Tuesday, September 29, 2009

Banned Books Week


This week is Banned Books Week, an annual event sponsored by the American Library Association to celebrate the right to read, and to highlight the dangers of attempts to ban or censor books in the United States.

I grew up in a household filled with books. The regular trips to the library were a highlight of my childhood, and I well remember the exhilaration when I was no longer confined to the "Children's Section" (never mind that I had been reading so-called "adult" books for quite some time). Our parents never censored our reading. They might suggest that the book we'd pick was trashy, and recommend something else, but I never heard "You aren't allowed to read that" from them.

While I certainly understand why parents might want to monitor their own children's reading (despite the fact that I think it's a really bad idea), it appalls me that anyone would seek to restrict what adults or other people's children read. On a personal level, it is simply none of their business. On a civic level, it's dangerous. It restricts knowledge and learning, it prevents people from learning how to think critically and to form their own opinions. But, of course, that's what the censors want.

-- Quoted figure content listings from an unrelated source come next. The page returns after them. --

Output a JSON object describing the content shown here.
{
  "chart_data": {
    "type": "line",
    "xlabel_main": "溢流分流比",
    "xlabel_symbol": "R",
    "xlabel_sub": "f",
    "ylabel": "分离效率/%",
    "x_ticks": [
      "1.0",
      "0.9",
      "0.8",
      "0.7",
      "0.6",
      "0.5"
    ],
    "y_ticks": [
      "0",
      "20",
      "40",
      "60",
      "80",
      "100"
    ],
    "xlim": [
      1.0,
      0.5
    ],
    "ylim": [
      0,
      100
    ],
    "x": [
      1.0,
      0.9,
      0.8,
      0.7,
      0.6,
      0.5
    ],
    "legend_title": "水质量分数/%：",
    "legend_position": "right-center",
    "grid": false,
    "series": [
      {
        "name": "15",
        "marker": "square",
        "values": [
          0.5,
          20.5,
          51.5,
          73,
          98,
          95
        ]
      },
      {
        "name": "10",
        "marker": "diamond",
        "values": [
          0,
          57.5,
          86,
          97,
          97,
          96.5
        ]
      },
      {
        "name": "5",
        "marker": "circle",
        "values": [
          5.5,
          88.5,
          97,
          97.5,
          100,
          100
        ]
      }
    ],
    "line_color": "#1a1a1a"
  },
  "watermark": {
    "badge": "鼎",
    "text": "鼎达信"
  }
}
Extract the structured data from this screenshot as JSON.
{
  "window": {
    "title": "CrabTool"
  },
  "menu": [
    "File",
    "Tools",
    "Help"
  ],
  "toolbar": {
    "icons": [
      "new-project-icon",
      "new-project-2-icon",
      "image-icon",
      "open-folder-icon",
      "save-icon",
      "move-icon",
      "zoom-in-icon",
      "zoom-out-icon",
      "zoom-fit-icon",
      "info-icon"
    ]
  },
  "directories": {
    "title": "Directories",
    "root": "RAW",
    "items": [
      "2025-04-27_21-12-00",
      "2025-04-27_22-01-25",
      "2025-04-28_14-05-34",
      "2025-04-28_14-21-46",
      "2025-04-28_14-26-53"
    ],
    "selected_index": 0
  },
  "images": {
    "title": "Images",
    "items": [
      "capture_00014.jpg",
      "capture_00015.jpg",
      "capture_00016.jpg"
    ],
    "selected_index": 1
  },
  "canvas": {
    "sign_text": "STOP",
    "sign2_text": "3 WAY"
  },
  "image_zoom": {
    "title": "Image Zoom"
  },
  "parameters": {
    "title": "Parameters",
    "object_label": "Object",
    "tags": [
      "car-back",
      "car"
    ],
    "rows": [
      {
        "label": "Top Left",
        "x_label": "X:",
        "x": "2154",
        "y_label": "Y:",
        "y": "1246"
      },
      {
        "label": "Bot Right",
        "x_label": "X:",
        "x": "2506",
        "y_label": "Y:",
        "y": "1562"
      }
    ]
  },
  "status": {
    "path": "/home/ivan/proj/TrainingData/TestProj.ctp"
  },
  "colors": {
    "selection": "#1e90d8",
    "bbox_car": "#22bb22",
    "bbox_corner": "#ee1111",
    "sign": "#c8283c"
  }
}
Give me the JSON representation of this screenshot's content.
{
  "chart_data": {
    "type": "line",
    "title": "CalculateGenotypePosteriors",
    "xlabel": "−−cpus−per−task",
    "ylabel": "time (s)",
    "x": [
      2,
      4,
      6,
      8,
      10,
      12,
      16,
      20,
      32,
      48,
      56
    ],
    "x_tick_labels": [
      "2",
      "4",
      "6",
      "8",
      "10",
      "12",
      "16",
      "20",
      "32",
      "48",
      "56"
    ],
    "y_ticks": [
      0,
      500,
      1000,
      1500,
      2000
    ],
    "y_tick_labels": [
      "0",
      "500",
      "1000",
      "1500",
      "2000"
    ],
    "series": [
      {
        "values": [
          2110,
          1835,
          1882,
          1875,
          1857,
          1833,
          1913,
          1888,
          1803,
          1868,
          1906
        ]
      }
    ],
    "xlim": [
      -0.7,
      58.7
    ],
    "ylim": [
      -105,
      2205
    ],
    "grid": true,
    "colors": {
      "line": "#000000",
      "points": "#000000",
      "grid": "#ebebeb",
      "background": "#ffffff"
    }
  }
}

Here is a list of the top ten most challenged books of 2008 and the reason they were challenged. Go read one and strike a blow for freedom:
  1. And Tango Makes Three, by Justin Richardson and Peter Parnell
    Reasons: anti-ethnic, anti-family, homosexuality, religious viewpoint, and unsuited to age group
  2. His Dark Materials trilogy, by Philip Pullman
    Reasons: political viewpoint, religious viewpoint, and violence
  3. TTYL; TTFN; L8R, G8R (series), by Lauren Myracle
    Reasons: offensive language, sexually explicit, and unsuited to age group
  4. Scary Stories (series), by Alvin Schwartz
    Reasons: occult/satanism, religious viewpoint, and violence
  5. Bless Me, Ultima, by Rudolfo Anaya
    Reasons: occult/satanism, offensive language, religious viewpoint, sexually explicit, and violence
  6. The Perks of Being a Wallflower, by Stephen Chbosky
    Reasons: drugs, homosexuality, nudity, offensive language, sexually explicit, suicide, and unsuited to age group
  7. Gossip Girl (series), by Cecily von Ziegesar
    Reasons: offensive language, sexually explicit, and unsuited to age group
  8. Uncle Bobby's Wedding, by Sarah S. Brannen
    Reasons: homosexuality and unsuited to age group
  9. The Kite Runner, by Khaled Hosseini
    Reasons: offensive language, sexually explicit, and unsuited to age group
  10. Flashcards of My Life, by Charise Mericle Harper
    Reasons: sexually explicit and unsuited to age group
And here's a poem by Bertolt Brecht (translation by Eric Bentley) that succinctly sums up an author's point of view:

When the Regime ordered that books with dangerous teachings
Should be publicly burnt and everywhere
Oxen were forced to draw carts full of books
To the funeral pyre, an exiled poet,
One of the best, discovered with fury, when he studied the list
Of the burned, that his books
Had been forgotten. He rushed to his writing table
On wings of anger and wrote a letter to those in power.
Burn me, he wrote with hurrying pen, burn me!
Do not treat me in this fashion. Don't leave me out. Have I not
Always spoken the truth in my books? And now
You treat me like a liar! I order you:
Burn me!

1 comment:

  1. I completely agree with you--if anything, it is the job of parents to monitor what their children read.